Mar 15, 2013
Professors Brad Cardinale and Johannes Foufopoulos coauthored an opinion piece opposing Senate Bill 78 in the editorial section of The Detroit News, March 14, 2013. The following is excerpted from the article:
"The bill recently passed the Senate and is headed for a vote in the House. The bill modifies Michigan's Natural Resources and Environmental Protection Act to explicitly prohibit state agencies from managing state land for the purpose of achieving or maintaining biological diversity. The bill also alters the definition of conservation to focus on extraction and economic gain from natural resources and eliminates a requirement that the Michigan Department of Natural Resources (DNR) manage ecosystems like forests in a manner that ensures their recovery.

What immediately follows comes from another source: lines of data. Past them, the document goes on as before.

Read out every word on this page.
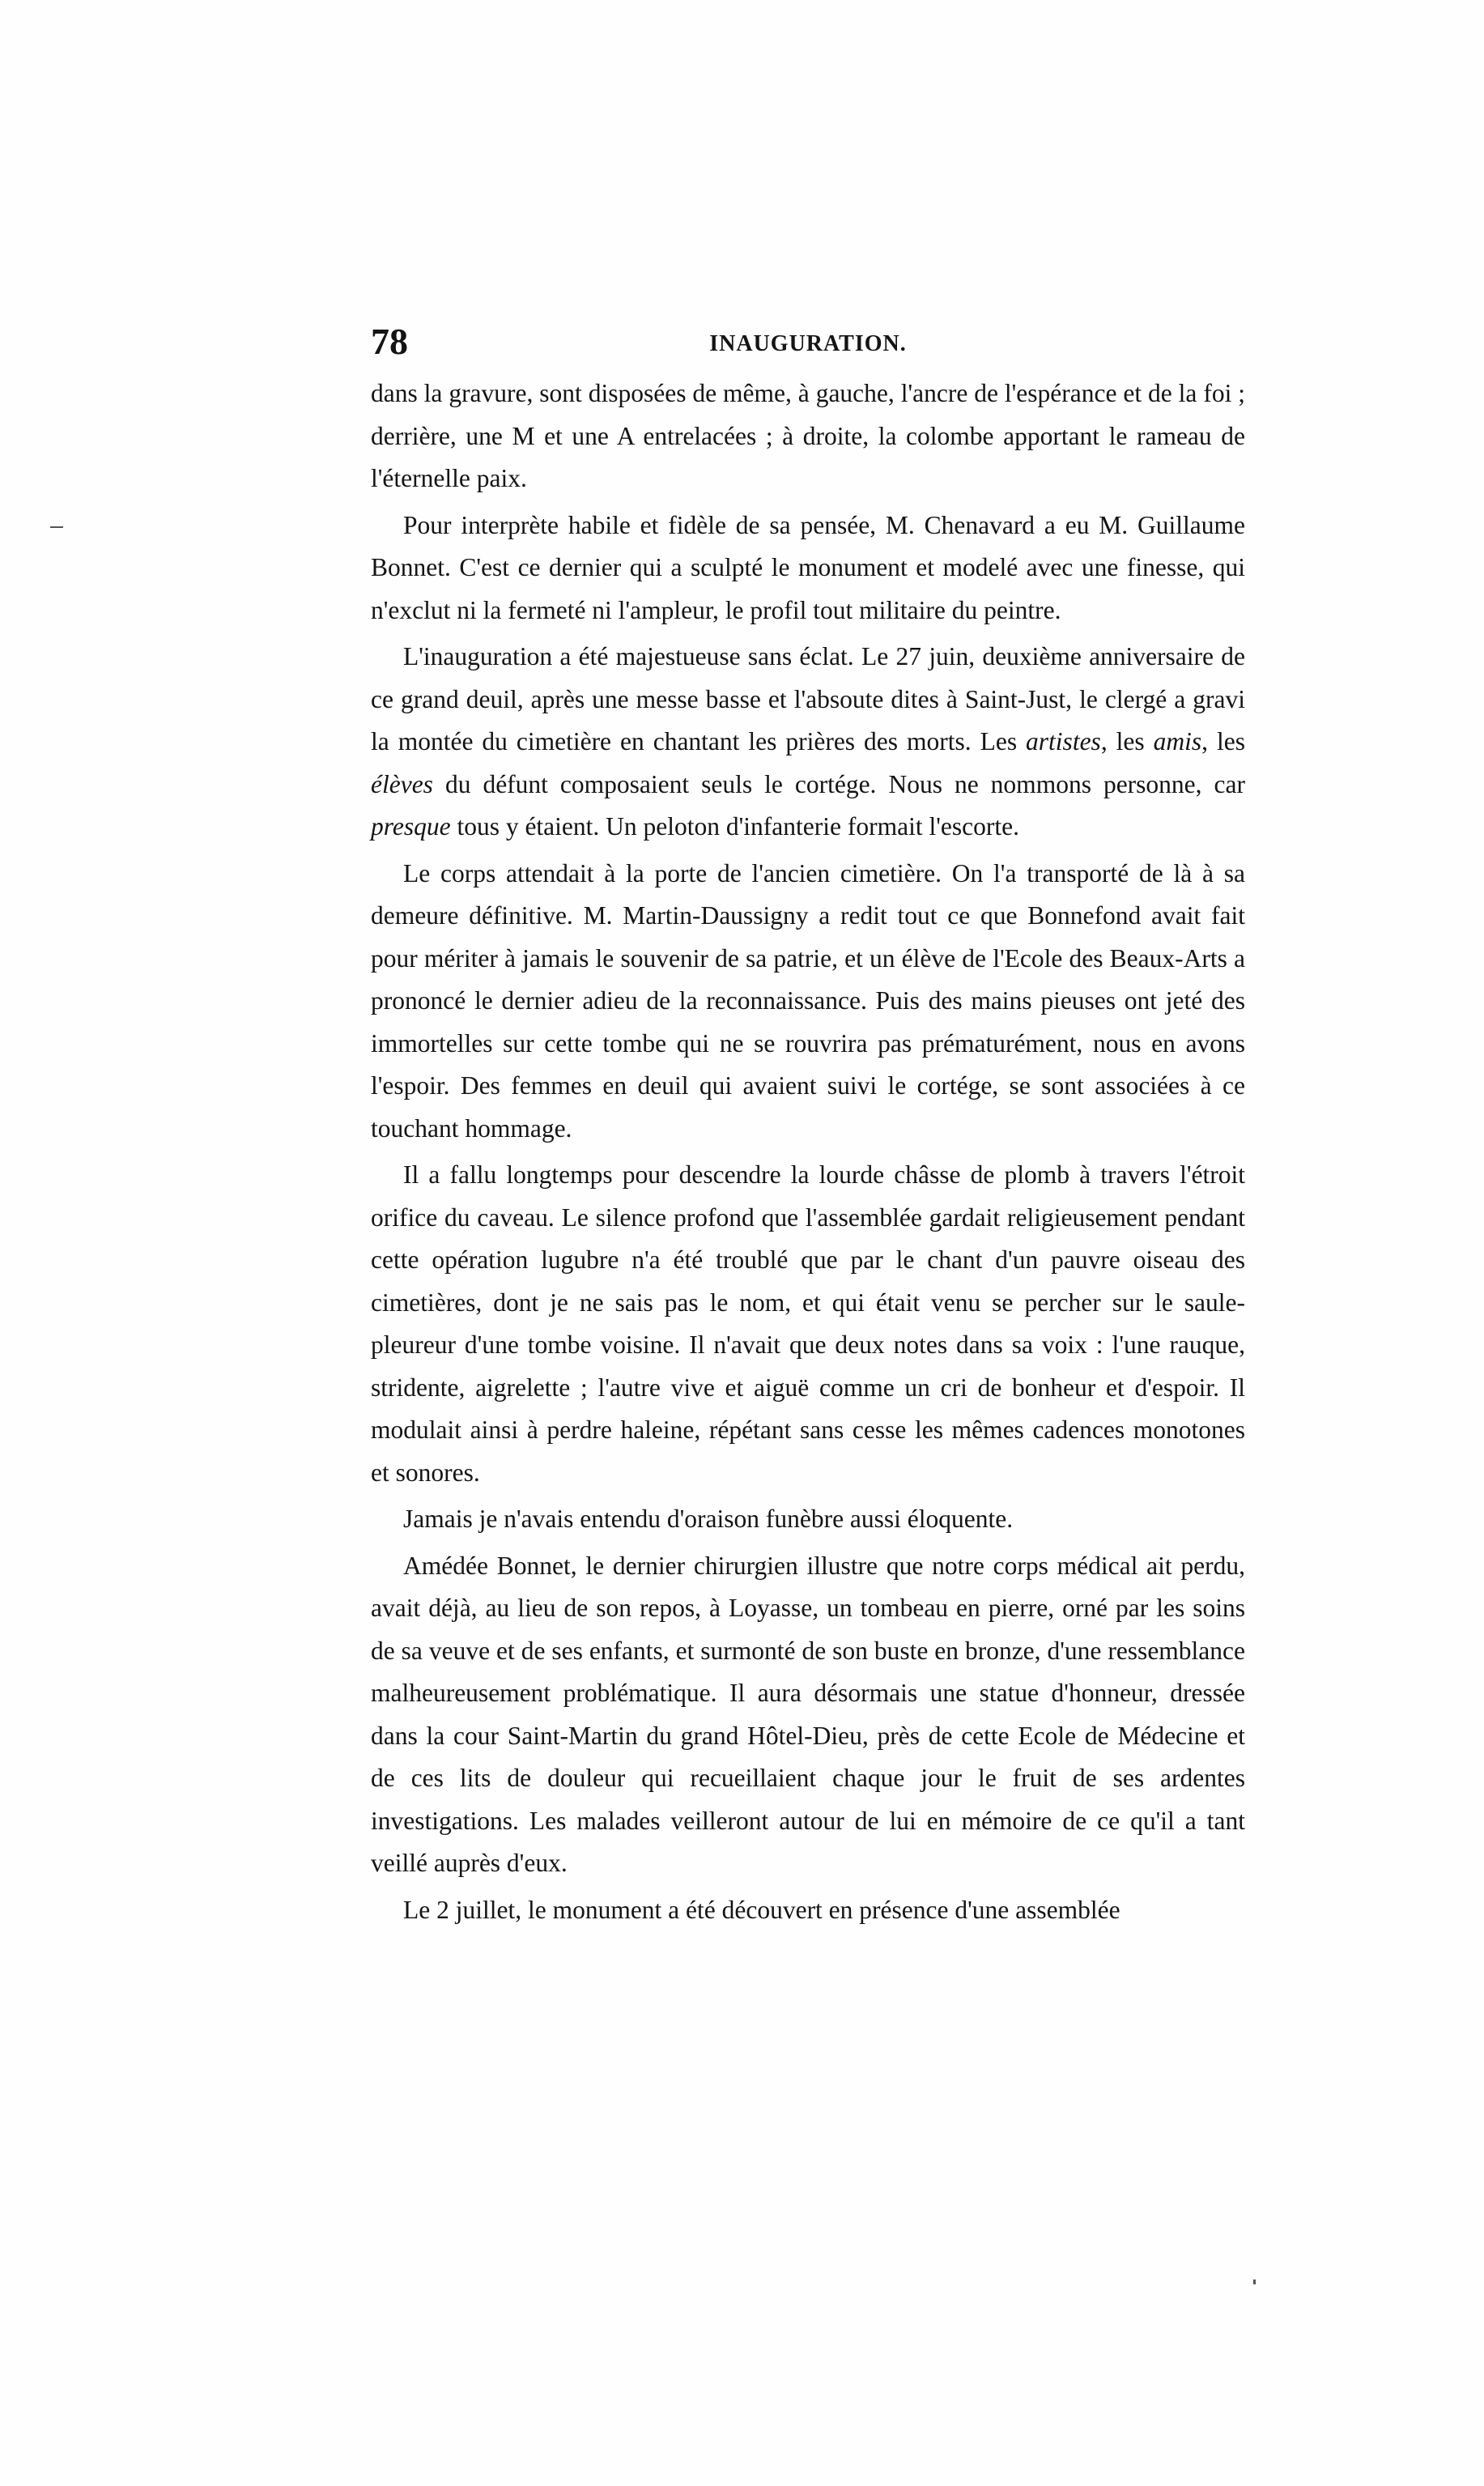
78	INAUGURATION.

dans la gravure, sont disposées de même, à gauche, l'ancre de l'espérance et de la foi ; derrière, une M et une A entrelacées ; à droite, la colombe apportant le rameau de l'éternelle paix.

Pour interprète habile et fidèle de sa pensée, M. Chenavard a eu M. Guillaume Bonnet. C'est ce dernier qui a sculpté le monument et modelé avec une finesse, qui n'exclut ni la fermeté ni l'ampleur, le profil tout militaire du peintre.

L'inauguration a été majestueuse sans éclat. Le 27 juin, deuxième anniversaire de ce grand deuil, après une messe basse et l'absoute dites à Saint-Just, le clergé a gravi la montée du cimetière en chantant les prières des morts. Les artistes, les amis, les élèves du défunt composaient seuls le cortége. Nous ne nommons personne, car presque tous y étaient. Un peloton d'infanterie formait l'escorte.

Le corps attendait à la porte de l'ancien cimetière. On l'a transporté de là à sa demeure définitive. M. Martin-Daussigny a redit tout ce que Bonnefond avait fait pour mériter à jamais le souvenir de sa patrie, et un élève de l'Ecole des Beaux-Arts a prononcé le dernier adieu de la reconnaissance. Puis des mains pieuses ont jeté des immortelles sur cette tombe qui ne se rouvrira pas prématurément, nous en avons l'espoir. Des femmes en deuil qui avaient suivi le cortége, se sont associées à ce touchant hommage.

Il a fallu longtemps pour descendre la lourde châsse de plomb à travers l'étroit orifice du caveau. Le silence profond que l'assemblée gardait religieusement pendant cette opération lugubre n'a été troublé que par le chant d'un pauvre oiseau des cimetières, dont je ne sais pas le nom, et qui était venu se percher sur le saule-pleureur d'une tombe voisine. Il n'avait que deux notes dans sa voix : l'une rauque, stridente, aigrelette ; l'autre vive et aiguë comme un cri de bonheur et d'espoir. Il modulait ainsi à perdre haleine, répétant sans cesse les mêmes cadences monotones et sonores.

Jamais je n'avais entendu d'oraison funèbre aussi éloquente.

Amédée Bonnet, le dernier chirurgien illustre que notre corps médical ait perdu, avait déjà, au lieu de son repos, à Loyasse, un tombeau en pierre, orné par les soins de sa veuve et de ses enfants, et surmonté de son buste en bronze, d'une ressemblance malheureusement problématique. Il aura désormais une statue d'honneur, dressée dans la cour Saint-Martin du grand Hôtel-Dieu, près de cette Ecole de Médecine et de ces lits de douleur qui recueillaient chaque jour le fruit de ses ardentes investigations. Les malades veilleront autour de lui en mémoire de ce qu'il a tant veillé auprès d'eux.

Le 2 juillet, le monument a été découvert en présence d'une assemblée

"Senate Bill 78 is an irresponsible piece of legislation that jeopardizes the health, productivity, and sustainability of Michigan state lands. The social and economic benefits of maintaining healthy diverse ecosystems are well-established. There is abundant evidence that ecosystems with a greater variety of species are more efficient and productive; for example, forests with a greater variety of tree species produce significantly more wood than forests with fewer species. Diverse forests are also better able to resist invasive species, and minimize the frequency of outbreaks of economically-damaging pests and diseases like the Emerald Ash Borer, or Sudden Oak Death that kill commercially important trees. Managing for biodiversity is one of the primary ways to maintain healthy, productive, and sustainable ecosystems.

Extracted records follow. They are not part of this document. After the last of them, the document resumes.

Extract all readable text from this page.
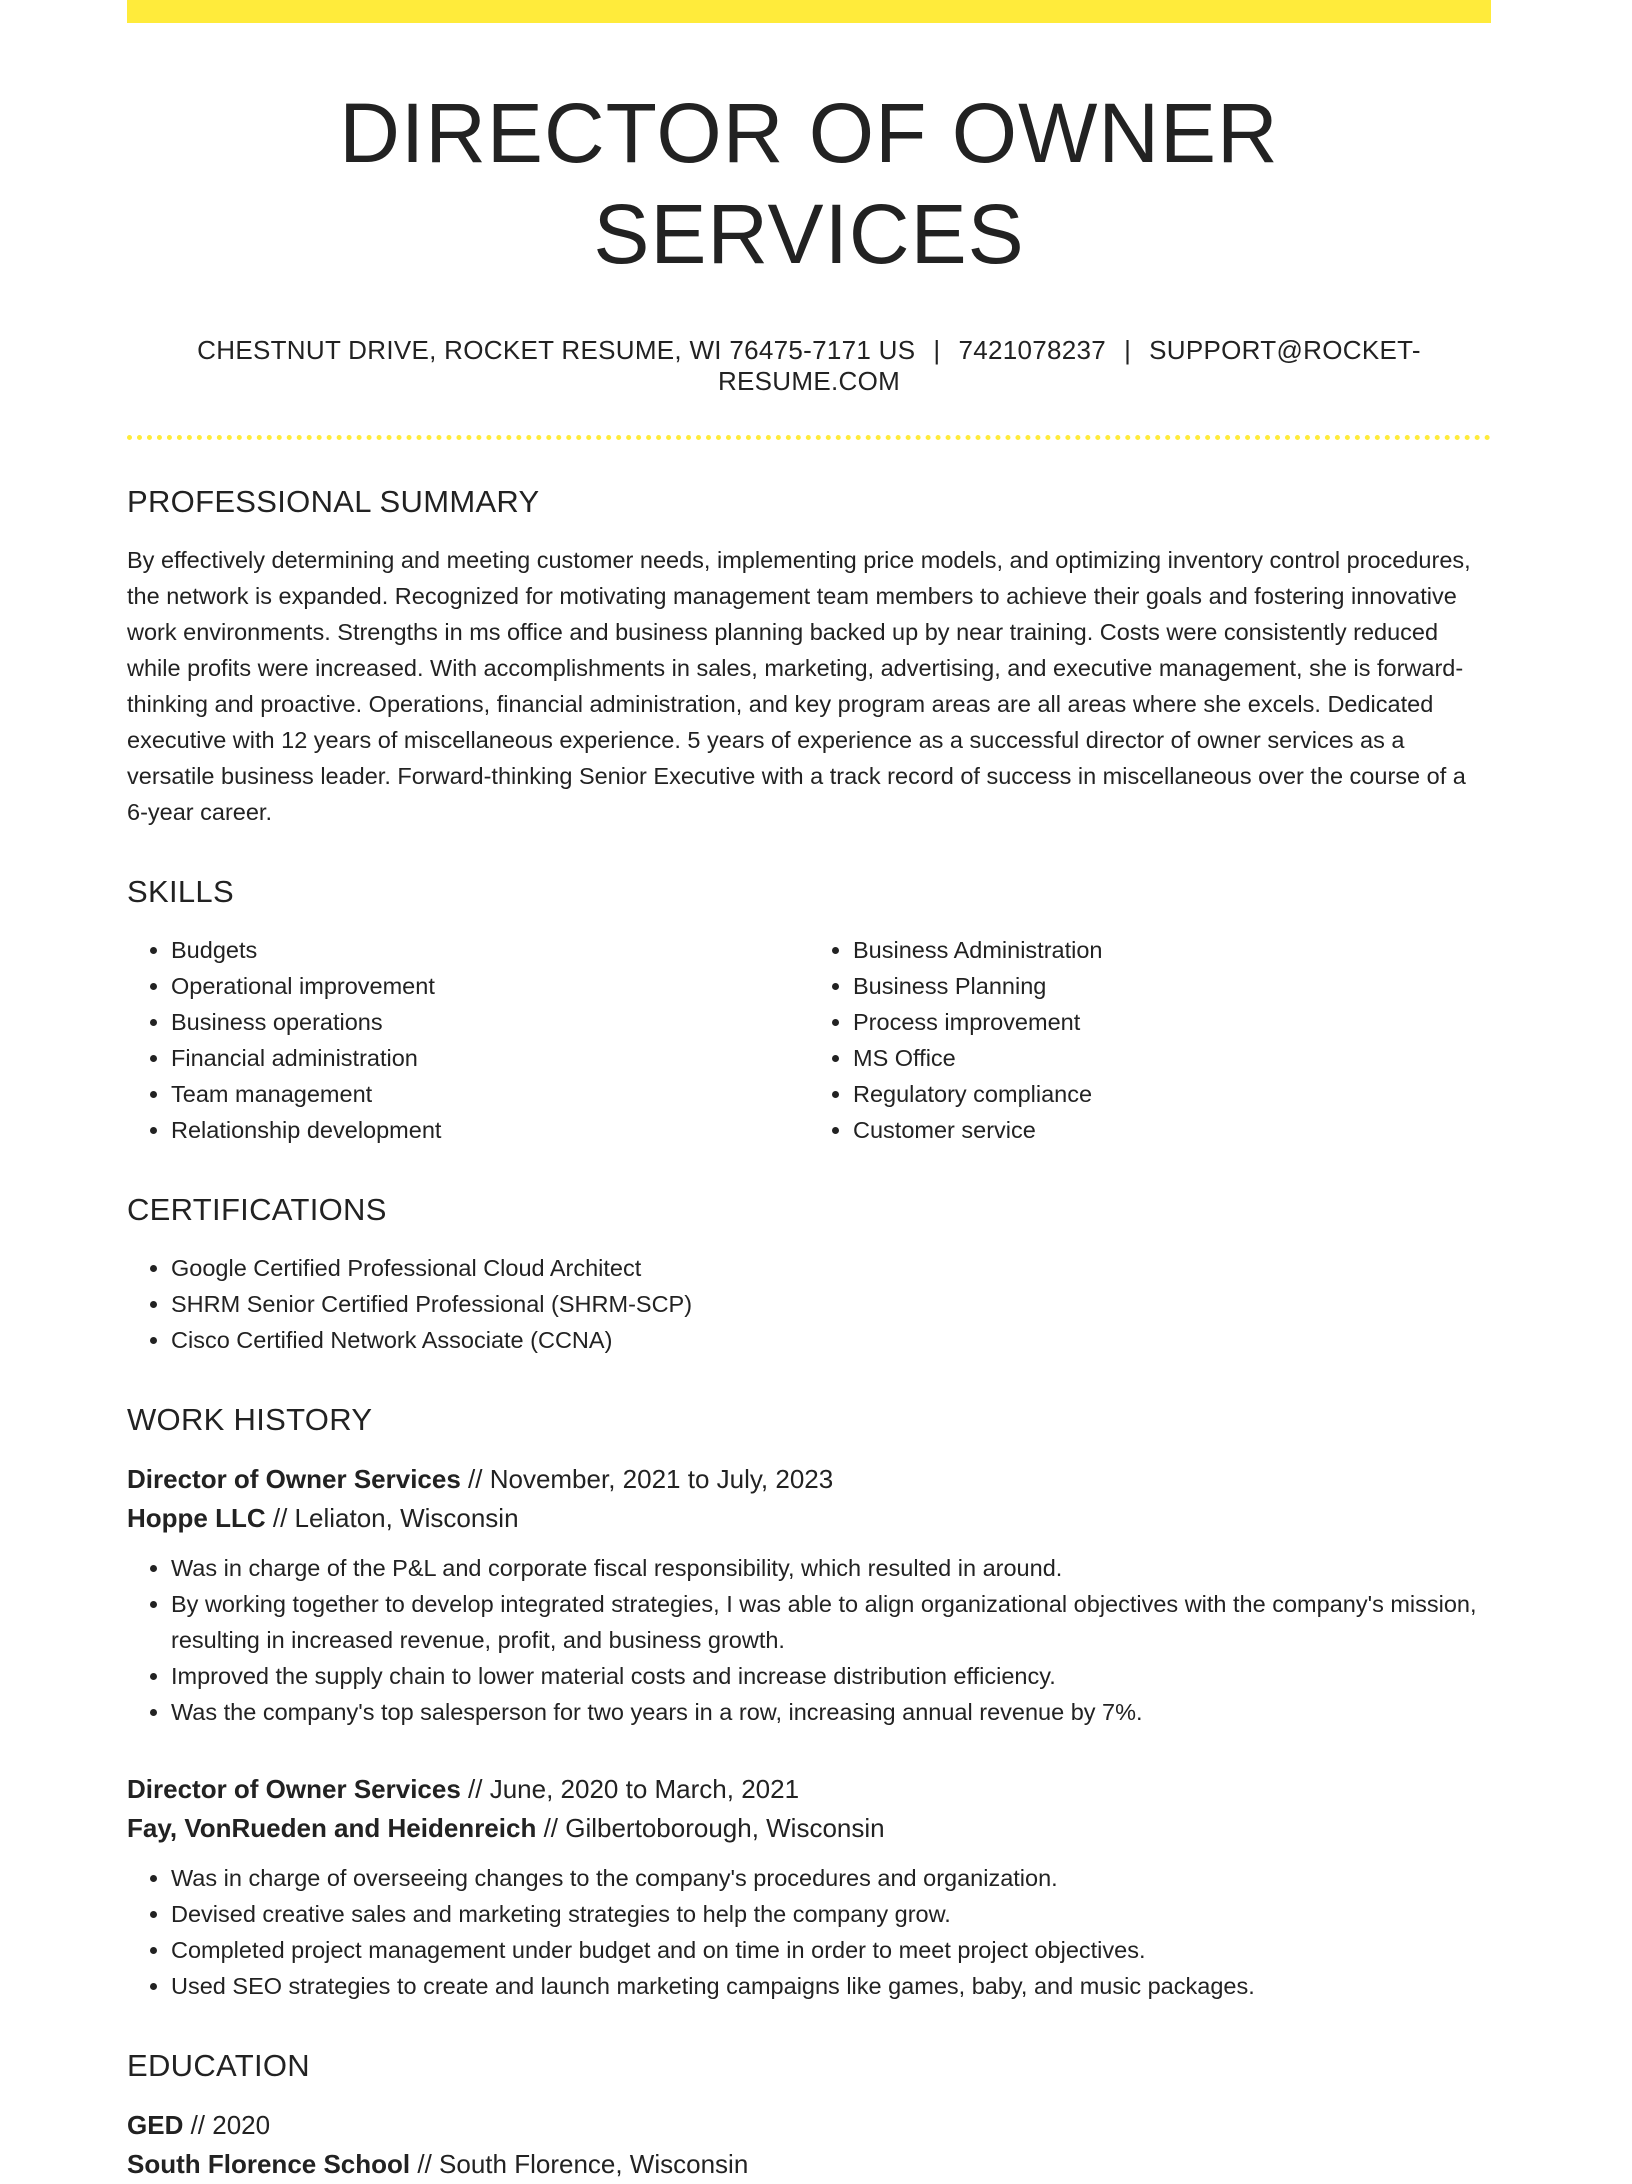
DIRECTOR OF OWNER SERVICES
CHESTNUT DRIVE, ROCKET RESUME, WI 76475-7171 US | 7421078237 | SUPPORT@ROCKET-RESUME.COM
PROFESSIONAL SUMMARY

By effectively determining and meeting customer needs, implementing price models, and optimizing inventory control procedures, the network is expanded. Recognized for motivating management team members to achieve their goals and fostering innovative work environments. Strengths in ms office and business planning backed up by near training. Costs were consistently reduced while profits were increased. With accomplishments in sales, marketing, advertising, and executive management, she is forward-thinking and proactive. Operations, financial administration, and key program areas are all areas where she excels. Dedicated executive with 12 years of miscellaneous experience. 5 years of experience as a successful director of owner services as a versatile business leader. Forward-thinking Senior Executive with a track record of success in miscellaneous over the course of a 6-year career.

SKILLS
• Budgets
• Operational improvement
• Business operations
• Financial administration
• Team management
• Relationship development
• Business Administration
• Business Planning
• Process improvement
• MS Office
• Regulatory compliance
• Customer service
CERTIFICATIONS
• Google Certified Professional Cloud Architect
• SHRM Senior Certified Professional (SHRM-SCP)
• Cisco Certified Network Associate (CCNA)
WORK HISTORY

Director of Owner Services // November, 2021 to July, 2023

Hoppe LLC // Leliaton, Wisconsin

• Was in charge of the P&L and corporate fiscal responsibility, which resulted in around.
• By working together to develop integrated strategies, I was able to align organizational objectives with the company's mission, resulting in increased revenue, profit, and business growth.
• Improved the supply chain to lower material costs and increase distribution efficiency.
• Was the company's top salesperson for two years in a row, increasing annual revenue by 7%.

Director of Owner Services // June, 2020 to March, 2021

Fay, VonRueden and Heidenreich // Gilbertoborough, Wisconsin

• Was in charge of overseeing changes to the company's procedures and organization.
• Devised creative sales and marketing strategies to help the company grow.
• Completed project management under budget and on time in order to meet project objectives.
• Used SEO strategies to create and launch marketing campaigns like games, baby, and music packages.
EDUCATION

GED // 2020

South Florence School // South Florence, Wisconsin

"Senate Bill 78 would also have unintended economic consequences for Michigan. To comply with the 2004 Sustainable Forestry Act, Michigan earned certification from the Forest Stewardship Council (FSC) and the Sustainable Forestry Initiative (SFI) — the two leading certification organizations in North America. Both organizations require that conservation of biodiversity is explicitly included in state management plans because it is well-recognized that diverse forests are healthier and more sustainable. SB 78 puts these certifications at risk and would jeopardize the ability of Michigan businesses to compete in rapidly expanding markets that demand "green" products. A competitive disadvantage in the marketplace is the last thing Michigan businesses need as we recover from our recession.
"For every Michiganian who believes in managing our state resources sustainably, we encourage you to read this bill and to express your hopes and vision for Michigan's natural treasures to your representatives."